In order to nonetheless achieve a clear distinction between the two systems, an additional digit was added to the coordinates of LV95: any East coordinate (E) now starts with a 2, and any North coordinate (N) with a 1. Consequently, LV95 coordinates are given by pairs of 7-digit numbers, whereas LV03 used pairs of 6-digit numbers – for instance the coordinates (2 600 000m E / 1 200 000m N) in LV95 would be expressed as (600 000m E / 200 000m N) in LV03.

Another significant difference lies in the location of the fundamental reference point of the two systems. Under the LV95 system, coordinates are no longer calculated by referring to the old observatory of Bern (as was the case under the LV03 system), but instead to the Zimmerwald Observatory, located outside of Bern (approximately 10 km to the South). Exact formulas used for the conversion of LV95 coordinates into latitude and longitude are provided by the Swiss Federal Office of Topography in its formal documentation of the LV95 system.

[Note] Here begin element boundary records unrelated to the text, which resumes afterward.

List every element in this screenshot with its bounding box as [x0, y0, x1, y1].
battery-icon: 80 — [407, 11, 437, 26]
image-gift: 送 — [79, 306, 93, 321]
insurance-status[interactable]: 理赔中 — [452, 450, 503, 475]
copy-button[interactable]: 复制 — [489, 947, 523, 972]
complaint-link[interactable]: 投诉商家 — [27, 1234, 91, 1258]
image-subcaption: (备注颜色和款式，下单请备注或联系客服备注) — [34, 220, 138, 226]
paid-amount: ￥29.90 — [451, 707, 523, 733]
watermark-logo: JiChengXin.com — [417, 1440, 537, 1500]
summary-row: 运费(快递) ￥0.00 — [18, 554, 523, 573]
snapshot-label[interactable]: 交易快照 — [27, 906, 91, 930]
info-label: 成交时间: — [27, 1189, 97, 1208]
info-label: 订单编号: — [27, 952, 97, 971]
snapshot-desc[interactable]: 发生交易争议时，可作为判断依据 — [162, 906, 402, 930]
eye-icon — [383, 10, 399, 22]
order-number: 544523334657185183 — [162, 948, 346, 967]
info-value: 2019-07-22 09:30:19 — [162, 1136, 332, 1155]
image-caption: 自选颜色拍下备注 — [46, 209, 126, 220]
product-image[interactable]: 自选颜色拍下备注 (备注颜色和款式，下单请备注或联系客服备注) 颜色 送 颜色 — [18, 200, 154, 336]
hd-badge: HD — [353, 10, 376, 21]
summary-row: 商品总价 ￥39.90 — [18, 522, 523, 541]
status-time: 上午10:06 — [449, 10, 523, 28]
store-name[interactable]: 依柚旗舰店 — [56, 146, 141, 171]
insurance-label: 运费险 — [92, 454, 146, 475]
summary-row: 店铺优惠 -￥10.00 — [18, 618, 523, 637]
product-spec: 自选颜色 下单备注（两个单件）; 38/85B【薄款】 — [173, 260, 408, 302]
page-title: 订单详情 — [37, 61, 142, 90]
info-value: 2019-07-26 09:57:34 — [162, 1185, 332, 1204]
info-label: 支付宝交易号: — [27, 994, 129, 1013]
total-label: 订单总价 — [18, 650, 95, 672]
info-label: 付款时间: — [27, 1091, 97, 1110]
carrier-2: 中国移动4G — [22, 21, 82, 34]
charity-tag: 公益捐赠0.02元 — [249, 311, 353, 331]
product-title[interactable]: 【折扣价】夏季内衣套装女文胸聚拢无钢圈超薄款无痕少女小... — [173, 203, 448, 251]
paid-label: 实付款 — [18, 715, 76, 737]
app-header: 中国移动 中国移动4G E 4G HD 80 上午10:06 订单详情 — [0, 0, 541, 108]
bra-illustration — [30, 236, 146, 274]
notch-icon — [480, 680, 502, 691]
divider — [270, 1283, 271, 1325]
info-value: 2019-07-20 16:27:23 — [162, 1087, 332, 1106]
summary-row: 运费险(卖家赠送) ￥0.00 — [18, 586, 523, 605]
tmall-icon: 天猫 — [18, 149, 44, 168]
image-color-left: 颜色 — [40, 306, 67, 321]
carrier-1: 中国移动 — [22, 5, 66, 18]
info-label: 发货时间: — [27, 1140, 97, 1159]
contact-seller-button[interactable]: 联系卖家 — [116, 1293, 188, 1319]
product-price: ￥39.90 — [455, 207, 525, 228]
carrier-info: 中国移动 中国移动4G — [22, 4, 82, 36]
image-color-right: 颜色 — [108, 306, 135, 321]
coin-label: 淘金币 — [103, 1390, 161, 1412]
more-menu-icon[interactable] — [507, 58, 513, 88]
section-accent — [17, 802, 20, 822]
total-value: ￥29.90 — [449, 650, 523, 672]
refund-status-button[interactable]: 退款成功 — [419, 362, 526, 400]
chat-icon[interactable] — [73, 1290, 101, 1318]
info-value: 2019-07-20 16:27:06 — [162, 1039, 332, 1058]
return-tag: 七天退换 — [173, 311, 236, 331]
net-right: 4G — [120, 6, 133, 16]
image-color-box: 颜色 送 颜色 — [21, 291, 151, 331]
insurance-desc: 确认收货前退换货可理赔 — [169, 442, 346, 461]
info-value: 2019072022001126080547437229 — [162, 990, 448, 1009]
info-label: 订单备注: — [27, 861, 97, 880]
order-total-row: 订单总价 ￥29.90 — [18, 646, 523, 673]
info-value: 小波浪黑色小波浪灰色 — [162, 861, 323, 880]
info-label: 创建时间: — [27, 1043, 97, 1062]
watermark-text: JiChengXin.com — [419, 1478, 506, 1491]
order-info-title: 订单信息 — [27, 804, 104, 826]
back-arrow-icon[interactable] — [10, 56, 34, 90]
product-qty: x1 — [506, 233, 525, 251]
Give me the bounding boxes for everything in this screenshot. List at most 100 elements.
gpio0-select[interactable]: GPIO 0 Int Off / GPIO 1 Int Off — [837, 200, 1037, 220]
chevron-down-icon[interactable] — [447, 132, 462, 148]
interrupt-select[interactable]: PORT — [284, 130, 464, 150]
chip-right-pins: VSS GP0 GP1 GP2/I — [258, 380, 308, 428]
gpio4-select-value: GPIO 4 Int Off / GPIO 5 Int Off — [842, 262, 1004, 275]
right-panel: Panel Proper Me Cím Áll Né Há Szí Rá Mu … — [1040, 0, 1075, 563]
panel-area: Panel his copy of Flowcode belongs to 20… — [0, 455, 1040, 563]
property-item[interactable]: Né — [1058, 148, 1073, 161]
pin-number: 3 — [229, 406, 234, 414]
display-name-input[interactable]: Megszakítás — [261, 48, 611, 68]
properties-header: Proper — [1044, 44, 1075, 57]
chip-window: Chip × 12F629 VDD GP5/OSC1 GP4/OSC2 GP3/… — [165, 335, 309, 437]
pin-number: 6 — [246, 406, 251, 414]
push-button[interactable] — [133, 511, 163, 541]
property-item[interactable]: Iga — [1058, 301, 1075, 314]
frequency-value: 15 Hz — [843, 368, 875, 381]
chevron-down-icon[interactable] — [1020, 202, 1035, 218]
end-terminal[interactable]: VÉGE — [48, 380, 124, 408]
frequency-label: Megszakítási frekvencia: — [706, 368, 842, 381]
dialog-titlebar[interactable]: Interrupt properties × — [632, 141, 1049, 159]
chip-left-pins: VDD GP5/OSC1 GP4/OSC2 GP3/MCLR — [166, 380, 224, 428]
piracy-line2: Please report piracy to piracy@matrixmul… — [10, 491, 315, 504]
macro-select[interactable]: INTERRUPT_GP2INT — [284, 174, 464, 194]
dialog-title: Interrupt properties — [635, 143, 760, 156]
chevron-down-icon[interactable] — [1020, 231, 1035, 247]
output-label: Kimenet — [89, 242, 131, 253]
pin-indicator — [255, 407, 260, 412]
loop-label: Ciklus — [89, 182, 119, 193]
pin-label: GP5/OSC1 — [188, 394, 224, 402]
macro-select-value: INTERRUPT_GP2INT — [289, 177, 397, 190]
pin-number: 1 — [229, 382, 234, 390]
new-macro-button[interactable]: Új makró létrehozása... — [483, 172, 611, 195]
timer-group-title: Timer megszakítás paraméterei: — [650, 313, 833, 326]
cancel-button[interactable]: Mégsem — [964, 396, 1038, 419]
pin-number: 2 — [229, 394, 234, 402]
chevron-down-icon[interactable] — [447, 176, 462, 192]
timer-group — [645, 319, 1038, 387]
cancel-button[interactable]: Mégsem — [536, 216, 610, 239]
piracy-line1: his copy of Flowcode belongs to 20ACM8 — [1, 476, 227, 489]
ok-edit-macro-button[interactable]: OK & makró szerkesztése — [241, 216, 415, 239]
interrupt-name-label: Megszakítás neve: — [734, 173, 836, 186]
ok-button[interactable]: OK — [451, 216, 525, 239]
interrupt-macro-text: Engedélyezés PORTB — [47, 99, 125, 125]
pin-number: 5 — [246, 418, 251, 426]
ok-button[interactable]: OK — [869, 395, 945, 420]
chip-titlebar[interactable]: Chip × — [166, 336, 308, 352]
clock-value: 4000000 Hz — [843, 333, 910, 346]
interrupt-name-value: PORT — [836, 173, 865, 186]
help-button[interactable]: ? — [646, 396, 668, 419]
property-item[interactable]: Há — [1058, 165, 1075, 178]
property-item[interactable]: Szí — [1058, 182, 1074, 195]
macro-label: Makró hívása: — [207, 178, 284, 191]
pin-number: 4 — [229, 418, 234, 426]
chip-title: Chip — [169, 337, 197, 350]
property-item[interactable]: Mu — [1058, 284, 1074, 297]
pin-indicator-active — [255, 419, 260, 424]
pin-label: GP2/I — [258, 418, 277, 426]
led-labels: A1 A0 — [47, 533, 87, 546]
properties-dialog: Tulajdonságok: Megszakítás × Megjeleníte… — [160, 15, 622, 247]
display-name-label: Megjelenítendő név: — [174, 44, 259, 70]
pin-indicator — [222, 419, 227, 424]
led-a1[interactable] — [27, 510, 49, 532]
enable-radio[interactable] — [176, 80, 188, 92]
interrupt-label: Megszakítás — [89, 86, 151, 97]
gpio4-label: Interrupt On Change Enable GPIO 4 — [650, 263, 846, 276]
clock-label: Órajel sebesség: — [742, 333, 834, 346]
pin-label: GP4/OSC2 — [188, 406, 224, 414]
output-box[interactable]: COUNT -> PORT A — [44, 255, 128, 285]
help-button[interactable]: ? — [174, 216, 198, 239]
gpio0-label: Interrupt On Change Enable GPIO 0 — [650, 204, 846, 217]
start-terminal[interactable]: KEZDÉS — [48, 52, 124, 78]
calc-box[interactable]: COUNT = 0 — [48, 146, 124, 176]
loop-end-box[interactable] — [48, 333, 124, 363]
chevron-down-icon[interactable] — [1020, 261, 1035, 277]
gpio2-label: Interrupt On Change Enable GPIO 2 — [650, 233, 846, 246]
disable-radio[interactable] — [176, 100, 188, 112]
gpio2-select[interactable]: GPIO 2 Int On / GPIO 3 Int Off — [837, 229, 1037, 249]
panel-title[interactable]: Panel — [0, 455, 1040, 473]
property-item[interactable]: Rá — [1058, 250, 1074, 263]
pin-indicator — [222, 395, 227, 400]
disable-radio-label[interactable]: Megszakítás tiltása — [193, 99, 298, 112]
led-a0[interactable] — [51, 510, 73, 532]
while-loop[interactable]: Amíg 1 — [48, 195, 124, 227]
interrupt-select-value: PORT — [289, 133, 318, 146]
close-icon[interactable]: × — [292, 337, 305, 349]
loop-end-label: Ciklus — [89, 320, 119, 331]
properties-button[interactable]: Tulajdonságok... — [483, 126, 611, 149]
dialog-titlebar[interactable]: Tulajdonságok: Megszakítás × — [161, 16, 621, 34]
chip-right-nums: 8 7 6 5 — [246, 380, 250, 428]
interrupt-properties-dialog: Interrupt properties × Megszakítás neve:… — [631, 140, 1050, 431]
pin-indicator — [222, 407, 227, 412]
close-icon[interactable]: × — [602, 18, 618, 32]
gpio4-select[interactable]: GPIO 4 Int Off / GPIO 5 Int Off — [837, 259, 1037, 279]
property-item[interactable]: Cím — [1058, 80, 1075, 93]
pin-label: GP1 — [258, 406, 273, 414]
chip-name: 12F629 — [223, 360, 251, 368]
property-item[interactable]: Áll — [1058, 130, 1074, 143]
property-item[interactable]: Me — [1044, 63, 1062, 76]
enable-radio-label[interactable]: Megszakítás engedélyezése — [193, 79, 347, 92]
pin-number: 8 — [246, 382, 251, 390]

Although the new geographic coordinate system LV95 was introduced in 1995, it was only progressively brought to use by Swiss authorities, with the official deadline for its definitive implementation having been fixed for the year 2016. Nowadays the LV95 system has become the main geographic reference frame of various institutions and governmental agencies, such as the Federal Statistical Office, the Swiss Army and the Swiss Border Guard, as well as cantonal police corps, emergency services and cadastre offices. Likewise, the official National Maps of Switzerland are now also founded upon this new coordinate system.